Becoming a more powerful skater takes time, effort and training. However, because the skating motion is difficult to replicate off the rink, off-ice workouts to improve skating are hard to come by. There is one relatively unknown method to hockey players that can improve skating quality and speed — the utilization of foam rollers.

This technique, also known as self-myofascial release (SMR), helps alleviate tight, sore and painful muscles. This is achieved by placing your body weight on a foam roller and moving it through your muscles. It’s a wonderful pre-stretch workout, as well as a postgame cool down.
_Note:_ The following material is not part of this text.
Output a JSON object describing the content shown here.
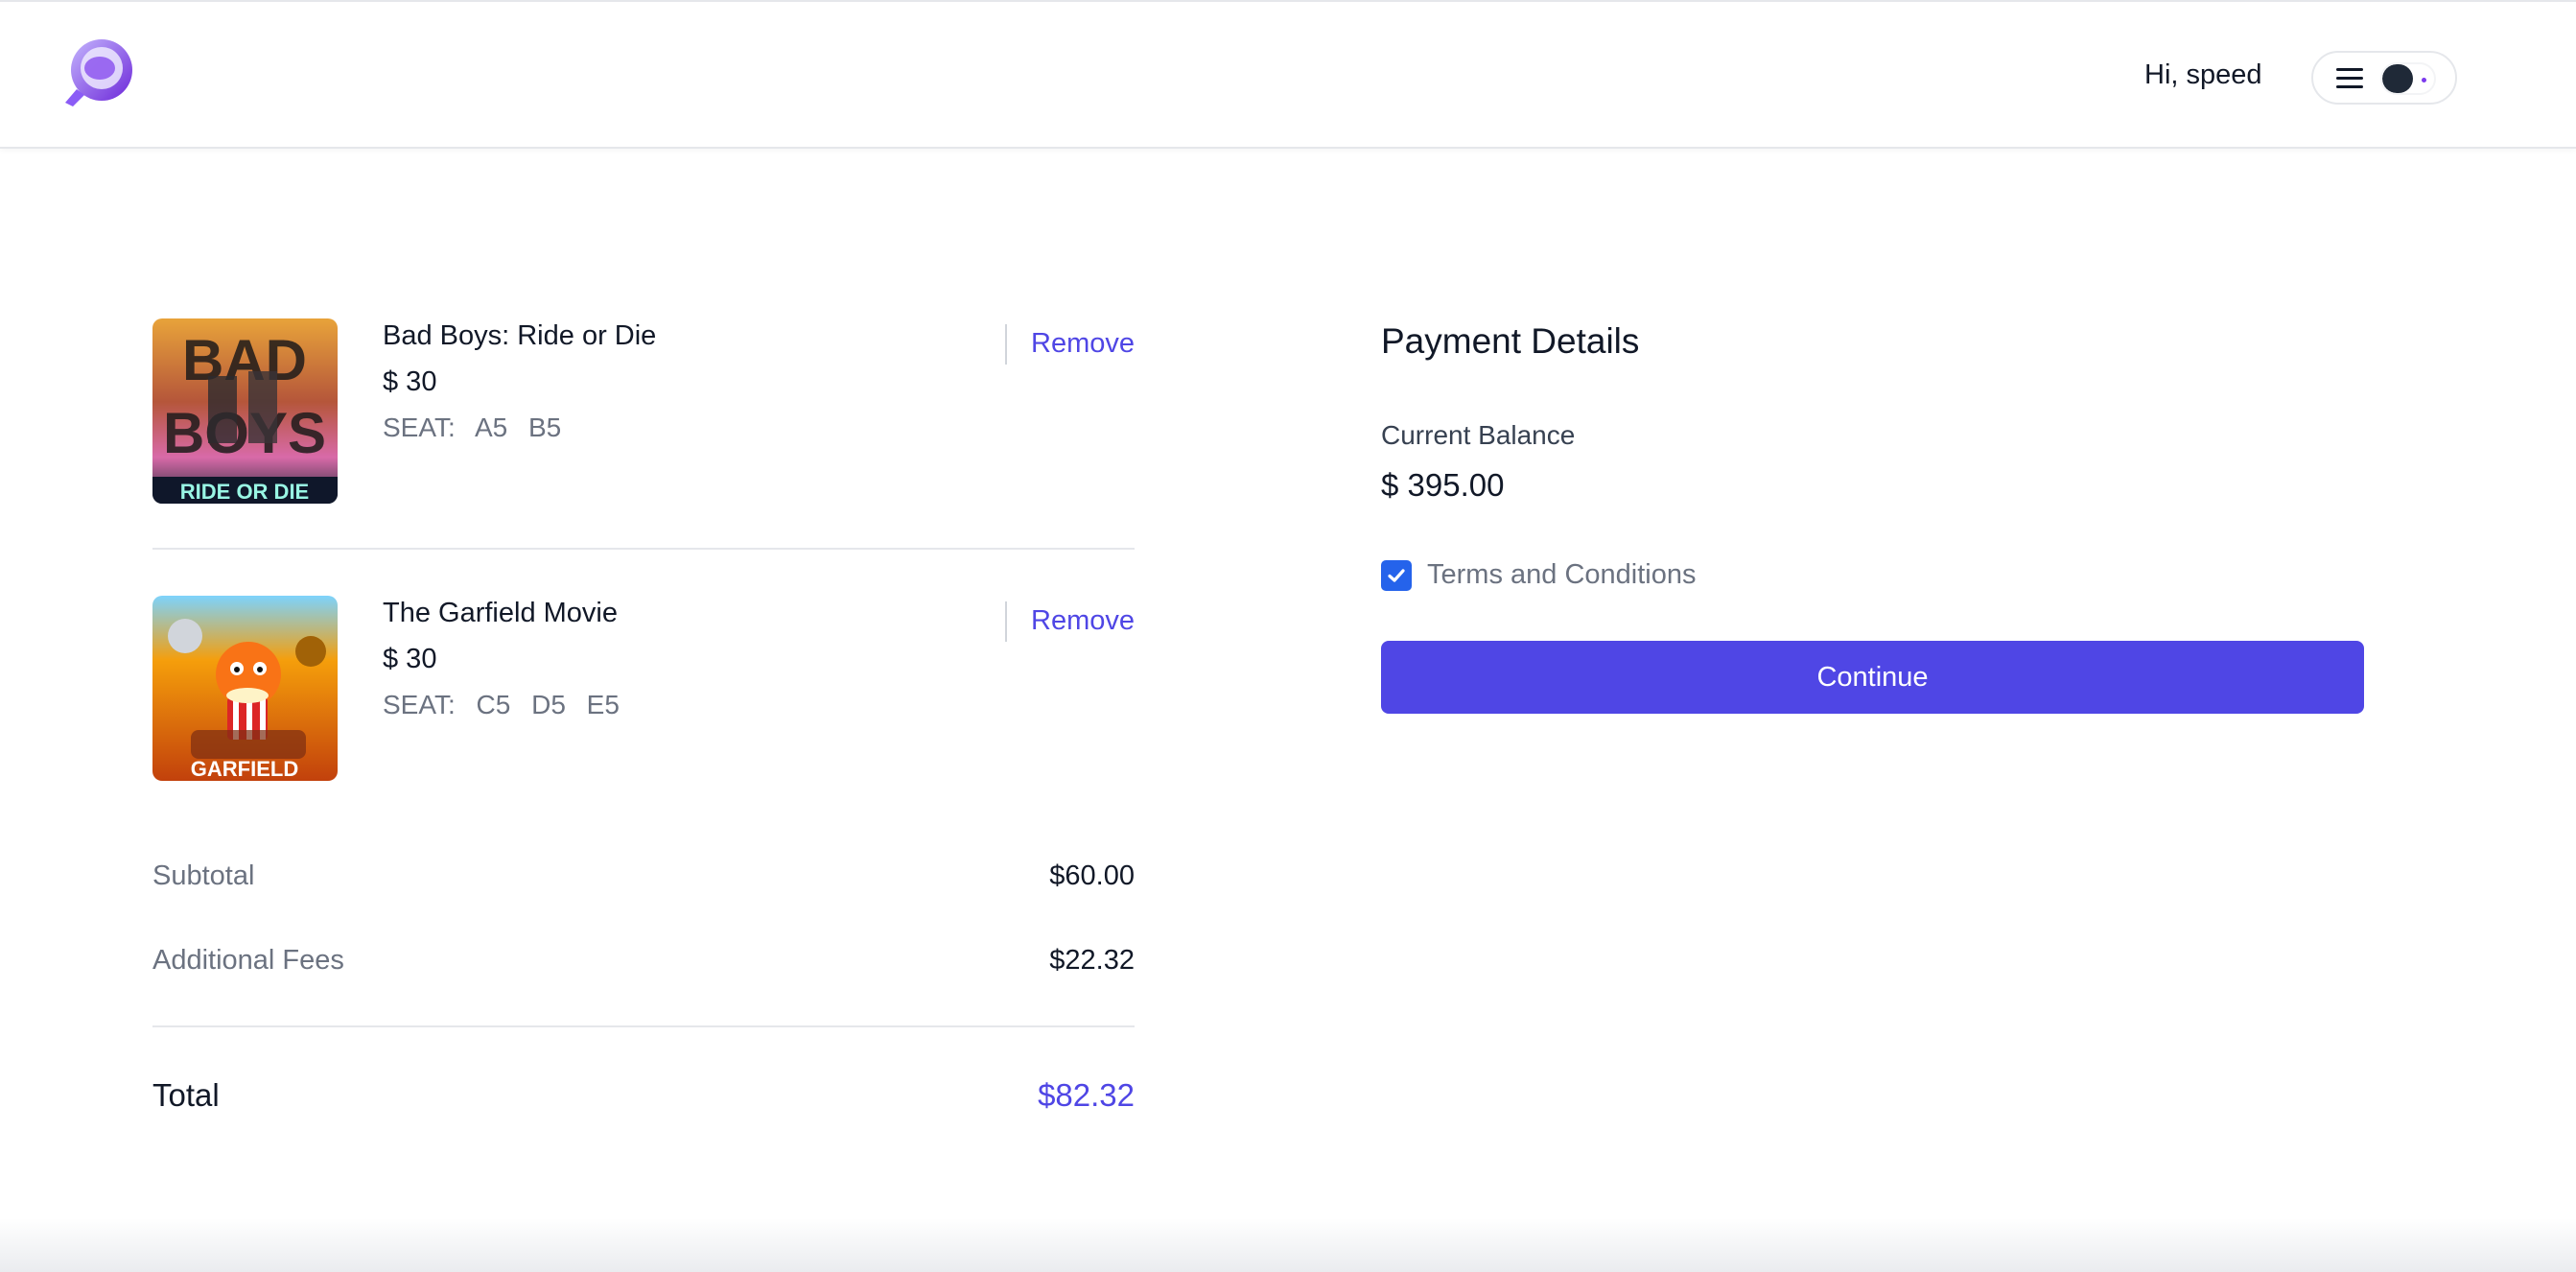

Rolling before games helps prepare your muscles for vigorous activity by softening them. Postgame rolling promotes recovery, assisting your body to avoid muscle stiffness and soreness.

HockeyNow writer Mike Fabbro, a hockey trainer and former multi-sport athlete, explains why foam rolling is beneficial to hockey players:

Rolling is a simple activity that massages the muscles to increase circulation and “melt” fascia, a sticky fibrous web that wraps all of your muscles, connective tissues, bones and vital organs. When you wake up in the morning, you feel stiff and tight because your fascia is dense, sticky and dehydrated. As you move and bring circulation to your muscles, the heat of the blood flow and movement softens and hydrates your fascia, thus making it more elastic and promoting better movement.

This is why, over time, you find yourself able to be a better skater in all facets, including cornering, quickness and reaction time. You want your muscles to be as elastic and ready as possible when you take to the ice to acquire the best results.

Obviously, if you have a tender muscle area that you would normally ask a massage therapist to focus on, you would do the same with foam rollers.

There are different techniques you’ll want to run through when foam rolling. You can choose to either run reps or a set period of time, but most physical therapists suggest setting a time requirement. Your muscle areas that are often used in hockey (glutes, hamstrings and quads) will require more attention than others.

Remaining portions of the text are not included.